Overlap points in LAS version 1.4 files and point record formats 6 through 8 will be assigned the overlap classification flag while retaining their original class code value. Overlap points in all other supported LAS files will be assigned a class code value of 12. If the class code value of 12 is already being used by the input LAS files to represent something other than overlapping scans, consider using the Change LAS Class Codes tool to reassign those points to another value prior to executing this tool.
Syntax
ClassifyLasOverlap(in_las_dataset, sample_distance, {extent}, {process_entire_files}, {compute_stats})
Parameter | Explanation | Data Type |
in_las_dataset | The tiled LAS dataset to process. | LAS Dataset Layer |
sample_distance | The distance of either dimension of the square area used to evaluate the LAS data. This value can be expressed as a number and a linear unit value, such as 3 meters. If linear units are not specified or are entered as Unknown, the unit will be defined by the input LAS file's spatial reference. | Linear Unit |
extent (Optional) | Specifies the extent of the data that will be evaluated by this tool. | Extent |
process_entire_files (Optional) | Specifies how the processing extent is applied.
| Boolean |
compute_stats (Optional) | Specifies whether statistics should be computed for the LAS files referenced by the LAS dataset.
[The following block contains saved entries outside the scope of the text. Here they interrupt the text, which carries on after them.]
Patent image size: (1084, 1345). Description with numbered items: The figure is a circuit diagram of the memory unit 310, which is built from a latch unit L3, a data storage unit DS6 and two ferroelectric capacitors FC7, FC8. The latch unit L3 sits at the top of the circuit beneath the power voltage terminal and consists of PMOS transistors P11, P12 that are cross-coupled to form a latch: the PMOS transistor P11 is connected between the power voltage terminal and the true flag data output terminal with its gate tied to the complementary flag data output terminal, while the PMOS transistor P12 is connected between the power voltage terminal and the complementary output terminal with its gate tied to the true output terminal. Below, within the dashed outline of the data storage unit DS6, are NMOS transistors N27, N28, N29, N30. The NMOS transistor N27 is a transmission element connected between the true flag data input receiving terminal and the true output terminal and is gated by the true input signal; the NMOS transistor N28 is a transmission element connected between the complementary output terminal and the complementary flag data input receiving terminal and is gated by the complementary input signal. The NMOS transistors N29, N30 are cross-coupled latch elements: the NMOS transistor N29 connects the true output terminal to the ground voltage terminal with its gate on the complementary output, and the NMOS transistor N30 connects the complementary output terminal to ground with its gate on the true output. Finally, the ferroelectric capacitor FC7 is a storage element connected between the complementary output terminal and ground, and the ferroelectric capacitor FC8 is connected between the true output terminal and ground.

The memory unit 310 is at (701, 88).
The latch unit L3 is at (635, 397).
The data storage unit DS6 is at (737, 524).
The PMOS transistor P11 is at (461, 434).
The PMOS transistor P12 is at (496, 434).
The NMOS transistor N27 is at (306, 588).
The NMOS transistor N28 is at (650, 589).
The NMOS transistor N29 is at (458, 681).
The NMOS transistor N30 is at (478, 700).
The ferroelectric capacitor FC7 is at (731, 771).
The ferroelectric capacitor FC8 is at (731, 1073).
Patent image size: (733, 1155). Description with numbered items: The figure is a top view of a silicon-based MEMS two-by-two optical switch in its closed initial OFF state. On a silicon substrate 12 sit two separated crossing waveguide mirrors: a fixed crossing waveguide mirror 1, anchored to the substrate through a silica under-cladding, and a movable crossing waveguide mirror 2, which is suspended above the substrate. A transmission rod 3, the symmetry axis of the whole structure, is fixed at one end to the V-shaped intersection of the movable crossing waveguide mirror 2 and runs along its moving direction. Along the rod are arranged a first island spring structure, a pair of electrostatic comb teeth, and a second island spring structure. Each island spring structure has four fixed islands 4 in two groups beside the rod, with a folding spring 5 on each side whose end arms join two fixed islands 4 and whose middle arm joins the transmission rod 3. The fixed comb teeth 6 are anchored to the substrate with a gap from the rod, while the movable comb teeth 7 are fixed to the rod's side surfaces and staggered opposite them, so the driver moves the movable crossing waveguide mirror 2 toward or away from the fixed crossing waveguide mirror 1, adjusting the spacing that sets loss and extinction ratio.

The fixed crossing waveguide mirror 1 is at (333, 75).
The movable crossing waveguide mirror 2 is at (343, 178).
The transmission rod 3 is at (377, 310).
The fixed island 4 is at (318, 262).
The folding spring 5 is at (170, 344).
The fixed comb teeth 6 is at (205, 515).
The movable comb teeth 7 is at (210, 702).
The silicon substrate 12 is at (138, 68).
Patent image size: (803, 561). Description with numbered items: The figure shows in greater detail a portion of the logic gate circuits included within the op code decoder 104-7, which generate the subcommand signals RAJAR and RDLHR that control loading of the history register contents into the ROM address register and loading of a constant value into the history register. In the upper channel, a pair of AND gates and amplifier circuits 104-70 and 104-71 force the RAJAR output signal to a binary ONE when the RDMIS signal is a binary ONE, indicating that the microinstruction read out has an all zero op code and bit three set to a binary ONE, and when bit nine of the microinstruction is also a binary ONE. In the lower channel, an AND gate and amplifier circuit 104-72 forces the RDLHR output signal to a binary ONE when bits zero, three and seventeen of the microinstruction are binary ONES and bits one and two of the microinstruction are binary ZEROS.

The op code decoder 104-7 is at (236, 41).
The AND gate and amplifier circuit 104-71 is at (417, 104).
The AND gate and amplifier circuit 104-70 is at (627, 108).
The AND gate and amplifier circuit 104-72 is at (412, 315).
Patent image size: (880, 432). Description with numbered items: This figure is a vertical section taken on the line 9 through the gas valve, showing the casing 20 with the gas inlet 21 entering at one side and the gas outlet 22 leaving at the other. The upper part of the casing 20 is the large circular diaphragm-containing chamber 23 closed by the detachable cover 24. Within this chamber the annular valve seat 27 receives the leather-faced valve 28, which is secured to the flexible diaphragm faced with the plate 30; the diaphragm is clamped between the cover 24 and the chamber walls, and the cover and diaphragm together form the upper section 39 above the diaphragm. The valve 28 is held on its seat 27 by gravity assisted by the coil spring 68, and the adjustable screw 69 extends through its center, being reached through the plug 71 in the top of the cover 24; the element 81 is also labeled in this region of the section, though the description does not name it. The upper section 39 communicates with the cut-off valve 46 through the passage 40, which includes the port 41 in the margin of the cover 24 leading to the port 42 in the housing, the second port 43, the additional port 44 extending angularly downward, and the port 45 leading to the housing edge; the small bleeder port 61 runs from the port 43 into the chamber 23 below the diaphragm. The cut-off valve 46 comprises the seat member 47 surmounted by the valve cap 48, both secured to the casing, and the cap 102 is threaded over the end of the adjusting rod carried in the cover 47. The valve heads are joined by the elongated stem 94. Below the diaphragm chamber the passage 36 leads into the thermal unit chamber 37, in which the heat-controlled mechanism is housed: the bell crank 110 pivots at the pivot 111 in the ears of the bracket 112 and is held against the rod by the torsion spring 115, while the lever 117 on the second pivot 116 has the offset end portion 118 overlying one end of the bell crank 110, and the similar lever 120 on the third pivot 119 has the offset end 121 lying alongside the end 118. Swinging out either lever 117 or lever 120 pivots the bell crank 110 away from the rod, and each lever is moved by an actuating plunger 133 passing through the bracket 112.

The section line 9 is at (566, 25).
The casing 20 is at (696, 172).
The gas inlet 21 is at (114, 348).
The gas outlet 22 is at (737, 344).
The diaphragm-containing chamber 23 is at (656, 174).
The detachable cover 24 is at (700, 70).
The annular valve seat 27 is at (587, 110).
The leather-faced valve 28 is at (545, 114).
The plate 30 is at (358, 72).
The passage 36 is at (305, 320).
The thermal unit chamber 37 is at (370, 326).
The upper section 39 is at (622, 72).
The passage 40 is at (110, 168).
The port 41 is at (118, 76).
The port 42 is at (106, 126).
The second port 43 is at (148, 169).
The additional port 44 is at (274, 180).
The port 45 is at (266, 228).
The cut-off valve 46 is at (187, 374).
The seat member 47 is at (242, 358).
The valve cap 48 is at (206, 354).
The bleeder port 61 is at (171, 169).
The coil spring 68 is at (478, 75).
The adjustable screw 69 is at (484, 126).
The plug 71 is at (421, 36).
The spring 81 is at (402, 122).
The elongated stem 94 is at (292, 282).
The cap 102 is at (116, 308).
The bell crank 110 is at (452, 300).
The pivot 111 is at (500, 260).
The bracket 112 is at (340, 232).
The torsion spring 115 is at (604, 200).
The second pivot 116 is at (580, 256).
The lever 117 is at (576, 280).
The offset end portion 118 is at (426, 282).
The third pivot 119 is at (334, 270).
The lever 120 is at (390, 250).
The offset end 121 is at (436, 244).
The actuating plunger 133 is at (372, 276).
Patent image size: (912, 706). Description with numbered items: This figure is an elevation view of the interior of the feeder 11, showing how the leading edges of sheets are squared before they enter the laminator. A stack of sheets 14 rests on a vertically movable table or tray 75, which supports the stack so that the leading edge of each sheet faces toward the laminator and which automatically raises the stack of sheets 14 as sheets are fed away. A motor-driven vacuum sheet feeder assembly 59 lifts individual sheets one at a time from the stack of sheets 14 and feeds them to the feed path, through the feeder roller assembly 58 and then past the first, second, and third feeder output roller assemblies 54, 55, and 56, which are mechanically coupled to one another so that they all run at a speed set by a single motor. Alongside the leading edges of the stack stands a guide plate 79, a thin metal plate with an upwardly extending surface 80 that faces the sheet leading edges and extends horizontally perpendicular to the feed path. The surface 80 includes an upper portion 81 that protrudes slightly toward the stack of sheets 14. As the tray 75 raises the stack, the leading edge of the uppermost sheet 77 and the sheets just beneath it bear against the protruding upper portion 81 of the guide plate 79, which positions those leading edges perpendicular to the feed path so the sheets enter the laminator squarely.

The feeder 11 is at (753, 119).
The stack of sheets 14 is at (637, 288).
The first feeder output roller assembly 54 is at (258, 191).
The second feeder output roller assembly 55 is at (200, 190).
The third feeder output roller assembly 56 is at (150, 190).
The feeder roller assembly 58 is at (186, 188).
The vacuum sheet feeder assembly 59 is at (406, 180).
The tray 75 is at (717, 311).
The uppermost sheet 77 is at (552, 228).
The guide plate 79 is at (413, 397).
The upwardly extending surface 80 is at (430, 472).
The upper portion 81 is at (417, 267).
Computing statistics provides a spatial index for each LAS file, which improves analysis and display performance. Statistics also enhance the filtering and symbology experience by limiting the display of LAS attributes, like classification codes and return information, to values that are present in the LAS file.
| Boolean |
Derived Output
Name | Explanation | Data Type |
out_las_dataset | The LAS dataset to be modified. | LAS Dataset Layer |
Code sample
ClassifyLasOverlap example 1 (Python window)
The following sample demonstrates the use of this tool in the Python window.
arcpy.env.workspace = 'C:/data'
arcpy.ddd.ClassifyLasOverlap('Denver_2.lasd', '1 Meter')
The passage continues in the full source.